As JLM returned to health in the autumn of 1941, the N.T. was returning to life, as desperate country house owners began to look to it for the future salvation of their currently requisitioned properties. Through the influence of his old boss, the remarkable Oliver, Viscount Esher, JLM was discharged from the army and allowed to resume his old job, now based at West Wycombe Park where he went to live. There he endured the haughty behaviour of the châtelaine, Helen Dashwood, but was comforted by the presence of two old friends, the novelist Nancy Mitford and music critic Eddy Sackville-West. He also established a lifelong close friendship with the artist Eardley Knollys, a wartime recruit to the N.T. staff who would be his constant companion on N.T. expeditions for the next fifteen years.

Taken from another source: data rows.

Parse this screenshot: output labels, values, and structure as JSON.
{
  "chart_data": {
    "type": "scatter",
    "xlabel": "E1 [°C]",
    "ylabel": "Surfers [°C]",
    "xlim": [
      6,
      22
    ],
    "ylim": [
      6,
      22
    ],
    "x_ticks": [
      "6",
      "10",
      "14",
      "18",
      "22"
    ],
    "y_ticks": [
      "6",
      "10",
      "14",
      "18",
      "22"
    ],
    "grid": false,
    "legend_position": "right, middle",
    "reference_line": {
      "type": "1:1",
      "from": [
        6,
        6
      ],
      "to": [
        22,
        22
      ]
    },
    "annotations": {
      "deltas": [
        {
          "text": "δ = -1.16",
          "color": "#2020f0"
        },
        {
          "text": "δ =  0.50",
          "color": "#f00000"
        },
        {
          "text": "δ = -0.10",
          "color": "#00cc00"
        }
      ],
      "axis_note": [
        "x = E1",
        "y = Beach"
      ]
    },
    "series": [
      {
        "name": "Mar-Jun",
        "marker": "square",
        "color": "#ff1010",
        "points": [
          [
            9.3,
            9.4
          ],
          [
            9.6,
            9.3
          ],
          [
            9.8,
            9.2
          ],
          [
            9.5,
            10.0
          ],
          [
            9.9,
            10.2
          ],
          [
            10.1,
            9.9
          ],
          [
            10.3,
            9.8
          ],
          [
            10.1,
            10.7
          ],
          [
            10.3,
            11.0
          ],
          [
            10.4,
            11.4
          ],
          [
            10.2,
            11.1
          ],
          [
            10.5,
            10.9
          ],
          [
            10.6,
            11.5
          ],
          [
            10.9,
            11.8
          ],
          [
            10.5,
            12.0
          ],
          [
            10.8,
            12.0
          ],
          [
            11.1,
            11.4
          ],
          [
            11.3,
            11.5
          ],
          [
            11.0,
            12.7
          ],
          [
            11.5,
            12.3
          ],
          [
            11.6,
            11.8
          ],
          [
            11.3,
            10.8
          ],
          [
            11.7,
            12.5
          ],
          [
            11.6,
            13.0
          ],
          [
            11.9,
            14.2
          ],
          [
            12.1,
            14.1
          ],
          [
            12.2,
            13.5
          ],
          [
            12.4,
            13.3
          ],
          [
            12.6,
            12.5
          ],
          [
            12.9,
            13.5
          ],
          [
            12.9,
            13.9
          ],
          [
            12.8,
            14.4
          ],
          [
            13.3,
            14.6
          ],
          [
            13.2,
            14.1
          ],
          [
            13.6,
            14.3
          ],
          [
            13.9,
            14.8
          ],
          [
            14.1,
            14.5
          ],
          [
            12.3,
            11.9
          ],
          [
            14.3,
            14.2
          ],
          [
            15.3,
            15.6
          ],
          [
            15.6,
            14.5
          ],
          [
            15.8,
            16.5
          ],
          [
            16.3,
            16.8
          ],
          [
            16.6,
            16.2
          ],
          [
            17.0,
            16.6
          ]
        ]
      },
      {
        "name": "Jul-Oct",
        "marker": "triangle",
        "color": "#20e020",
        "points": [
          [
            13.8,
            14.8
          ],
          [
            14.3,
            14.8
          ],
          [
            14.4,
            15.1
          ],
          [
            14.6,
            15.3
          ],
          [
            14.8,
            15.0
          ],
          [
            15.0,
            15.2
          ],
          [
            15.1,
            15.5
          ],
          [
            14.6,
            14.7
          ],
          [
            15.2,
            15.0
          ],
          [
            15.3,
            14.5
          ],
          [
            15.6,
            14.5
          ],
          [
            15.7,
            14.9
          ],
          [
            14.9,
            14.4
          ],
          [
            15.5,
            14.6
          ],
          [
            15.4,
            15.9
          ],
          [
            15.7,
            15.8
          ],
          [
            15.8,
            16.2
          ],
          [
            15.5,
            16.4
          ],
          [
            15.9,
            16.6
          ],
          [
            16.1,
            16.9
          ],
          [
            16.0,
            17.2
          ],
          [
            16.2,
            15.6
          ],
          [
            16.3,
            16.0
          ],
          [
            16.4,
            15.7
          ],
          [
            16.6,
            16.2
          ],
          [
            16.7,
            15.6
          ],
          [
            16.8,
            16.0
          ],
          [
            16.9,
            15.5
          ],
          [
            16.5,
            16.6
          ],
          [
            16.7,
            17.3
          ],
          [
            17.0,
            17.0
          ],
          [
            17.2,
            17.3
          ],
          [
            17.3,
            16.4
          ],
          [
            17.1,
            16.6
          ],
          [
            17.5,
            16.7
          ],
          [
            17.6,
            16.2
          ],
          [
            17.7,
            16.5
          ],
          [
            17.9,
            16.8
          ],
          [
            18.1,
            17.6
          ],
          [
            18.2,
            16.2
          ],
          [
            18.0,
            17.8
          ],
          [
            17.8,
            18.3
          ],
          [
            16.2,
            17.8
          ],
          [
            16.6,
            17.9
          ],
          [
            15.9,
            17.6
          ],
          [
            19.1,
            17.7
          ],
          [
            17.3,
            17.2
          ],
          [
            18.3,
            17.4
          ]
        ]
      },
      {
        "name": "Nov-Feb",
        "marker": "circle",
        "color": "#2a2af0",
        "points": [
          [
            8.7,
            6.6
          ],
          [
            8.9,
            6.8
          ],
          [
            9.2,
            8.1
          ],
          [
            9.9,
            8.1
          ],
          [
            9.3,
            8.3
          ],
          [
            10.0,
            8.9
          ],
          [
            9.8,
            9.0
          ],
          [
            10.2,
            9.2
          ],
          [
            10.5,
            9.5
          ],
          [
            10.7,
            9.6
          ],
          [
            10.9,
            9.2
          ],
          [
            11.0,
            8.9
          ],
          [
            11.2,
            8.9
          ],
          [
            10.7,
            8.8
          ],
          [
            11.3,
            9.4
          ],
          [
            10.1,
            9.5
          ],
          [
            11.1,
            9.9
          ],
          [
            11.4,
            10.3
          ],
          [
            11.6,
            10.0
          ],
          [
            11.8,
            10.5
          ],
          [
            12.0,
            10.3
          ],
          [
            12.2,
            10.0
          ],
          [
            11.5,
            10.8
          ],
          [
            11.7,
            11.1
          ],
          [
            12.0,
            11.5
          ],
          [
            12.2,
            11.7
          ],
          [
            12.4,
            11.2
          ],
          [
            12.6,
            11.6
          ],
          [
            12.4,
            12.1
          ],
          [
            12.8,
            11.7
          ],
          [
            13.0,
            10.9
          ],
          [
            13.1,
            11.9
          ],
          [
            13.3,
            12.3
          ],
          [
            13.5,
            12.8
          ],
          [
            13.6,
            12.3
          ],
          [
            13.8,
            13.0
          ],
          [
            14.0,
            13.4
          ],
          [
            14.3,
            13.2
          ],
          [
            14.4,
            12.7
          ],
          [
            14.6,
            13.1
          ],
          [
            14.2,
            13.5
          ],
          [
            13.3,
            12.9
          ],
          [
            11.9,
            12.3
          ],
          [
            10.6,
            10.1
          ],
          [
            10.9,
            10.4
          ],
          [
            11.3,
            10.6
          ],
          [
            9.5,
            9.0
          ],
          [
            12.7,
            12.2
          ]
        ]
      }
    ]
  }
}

From 1942 to 1945, JLM's life is documented in detail in his famous wartime diaries. These describe his visits round the country to beleaguered houseowners (many of them eccentric); his involvement in the wartime politics of the N.T.; the pursuit of intimate friendships with men such as James Pope-Hennessy and Stuart Preston, and women such as the mysterious 'Q'; the progress of the war, which closely touched him through the bombing of London and the deaths in action of such friends as Tom Mitford and Basil Ava; and the frantic social life of London during the Blitz - both at the tables of great hostesses and more intimate gatherings.